What better way for students to refine their skillsets than learning from individuals within their field of study? That’s what UofL voice students recently experienced during a masterclass with Tony winner, Emmy, Grammy and Olivier Drama Desk nominee Kelli O’Hara. UofL News caught up with Assistant Professor of Voice Emily Albrink to find out more about the session and what UofL students gain from masterclasses.
UofL News: How did you secure Kelli O’Hara to teach a masterclass?
Emily Albrink: We learned that Kelli O’Hara was coming to sing with the Louisville Orchestra for the opening of their POPS season on Saturday, September 24. When the season was announced, I knew we had to seize the opportunity to make sure our students had access to this incredible artist. After much persistence through many emails with her agent, we secured her!
UofL News: How unique is it for UofL to work with an artist of this caliber?
Emily Albrink: I cannot remember a time when a star of this magnitude has been in town and worked with our students. Kelli is unique in that, not only is she a star on Broadway, she is also a television star, with a leading role in the HBO series The Gilded Age as well as The Accidental Wolf on Amazon Prime. In addition, she is a classically trained soprano and will be staring at the Metropolitan Opera next month in a new opera based on The Hours. Her success and fame are far reaching and cross genres.
UofL News: Have you brought in other big names in the past?
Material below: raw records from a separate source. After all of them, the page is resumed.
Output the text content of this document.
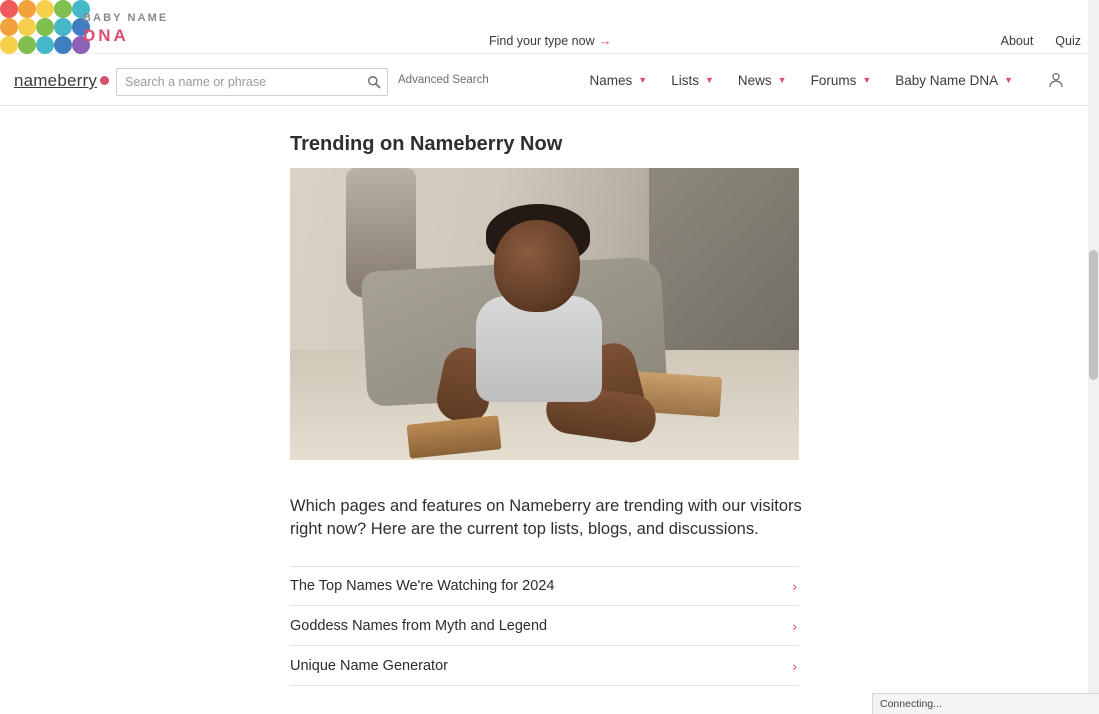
BABY NAME
DNA	Find your type now →	About Quiz
nameberry
Search a name or phrase	Advanced Search	Names ▼ Lists ▼ News ▼ Forums ▼ Baby Name DNA ▼
Trending on Nameberry Now

Which pages and features on Nameberry are trending with our visitors right now? Here are the current top lists, blogs, and discussions.

The Top Names We're Watching for 2024	›
Goddess Names from Myth and Legend	›
Unique Name Generator	›
Connecting...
Emily Albrink: The School of Music has a rich history of bringing in exceptional artists from across the world to work with our students. Specifically, the voice area has hosted famous opera singers: Frederica von Stade, Jamie Barton, Michelle DeYoung, Stephanie Blythe, Wolfgang Holzmair and the incredible opera composer, Jake Heggie.
UofL News: Describe what happens during a masterclass.
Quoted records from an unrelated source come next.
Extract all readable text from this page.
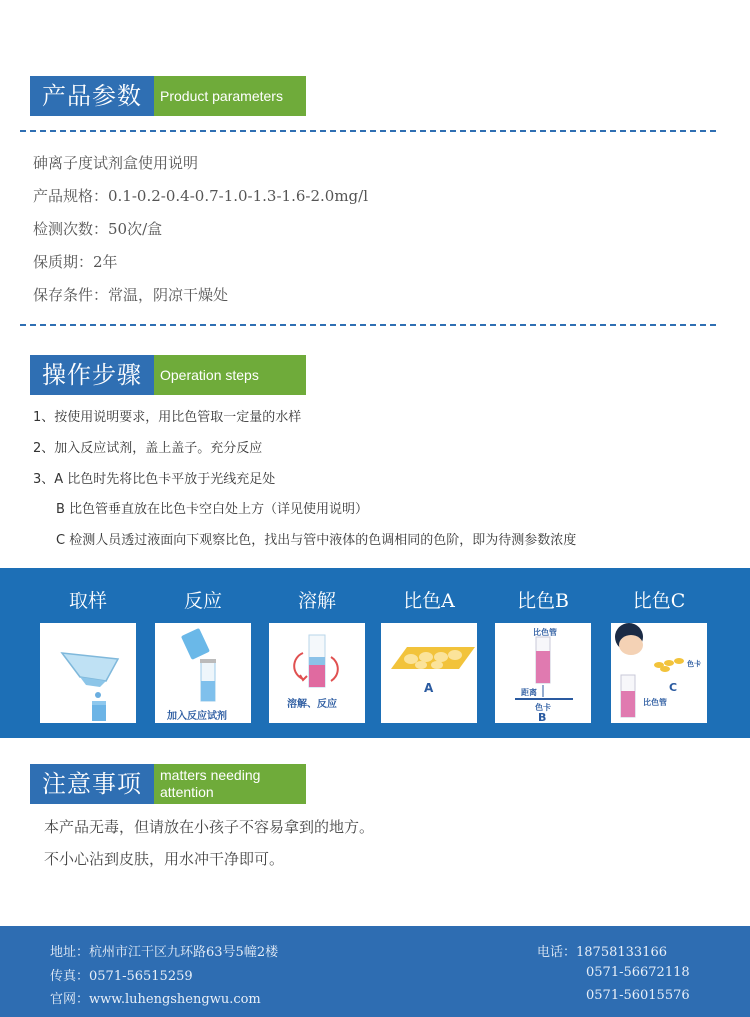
产品参数	Product parameters

砷离子度试剂盒使用说明

产品规格：0.1-0.2-0.4-0.7-1.0-1.3-1.6-2.0mg/l

检测次数：50次/盒

保质期：2年

保存条件：常温，阴凉干燥处

操作步骤	Operation steps

1、按使用说明要求，用比色管取一定量的水样

2、加入反应试剂，盖上盖子。充分反应

3、A 比色时先将比色卡平放于光线充足处

B 比色管垂直放在比色卡空白处上方（详见使用说明）

C 检测人员透过液面向下观察比色，找出与管中液体的色调相同的色阶，即为待测参数浓度

取样	反应	溶解	比色A	比色B	比色C
加入反应试剂
溶解、反应
A
比色管
距离
色卡
B
色卡
C
比色管
注意事项	matters needing attention

本产品无毒，但请放在小孩子不容易拿到的地方。

不小心沾到皮肤，用水冲干净即可。

地址：杭州市江干区九环路63号5幢2楼

传真：0571-56515259

官网：www.luhengshengwu.com

电话：18758133166

0571-56672118

0571-56015576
Emily Albrink: A masterclass is a class given to students of a particular discipline (in this case, singing) by an expert in the field. A group of students or audience listens as the teacher takes one student at a time. Usually a single piece is performed by each student and then the master technician will work with them in front of the audience. It can be an eye-opening experience for the listener as much as it is for the participant.
UofL News: What do students gain from these classes and how does it help them grow professionally?
Emily Albrink: The chance to work with an artist such as Kelli O’Hara is a once in a lifetime opportunity for our students. The breadth of experience and knowledge Kelli brings to the table is unparalleled and the personal interaction inspires our students and motivates them in a special way. This also provides an opportunity for students to make a connection with someone deeply rooted in the profession which could lead to any number of prospects for them in the future.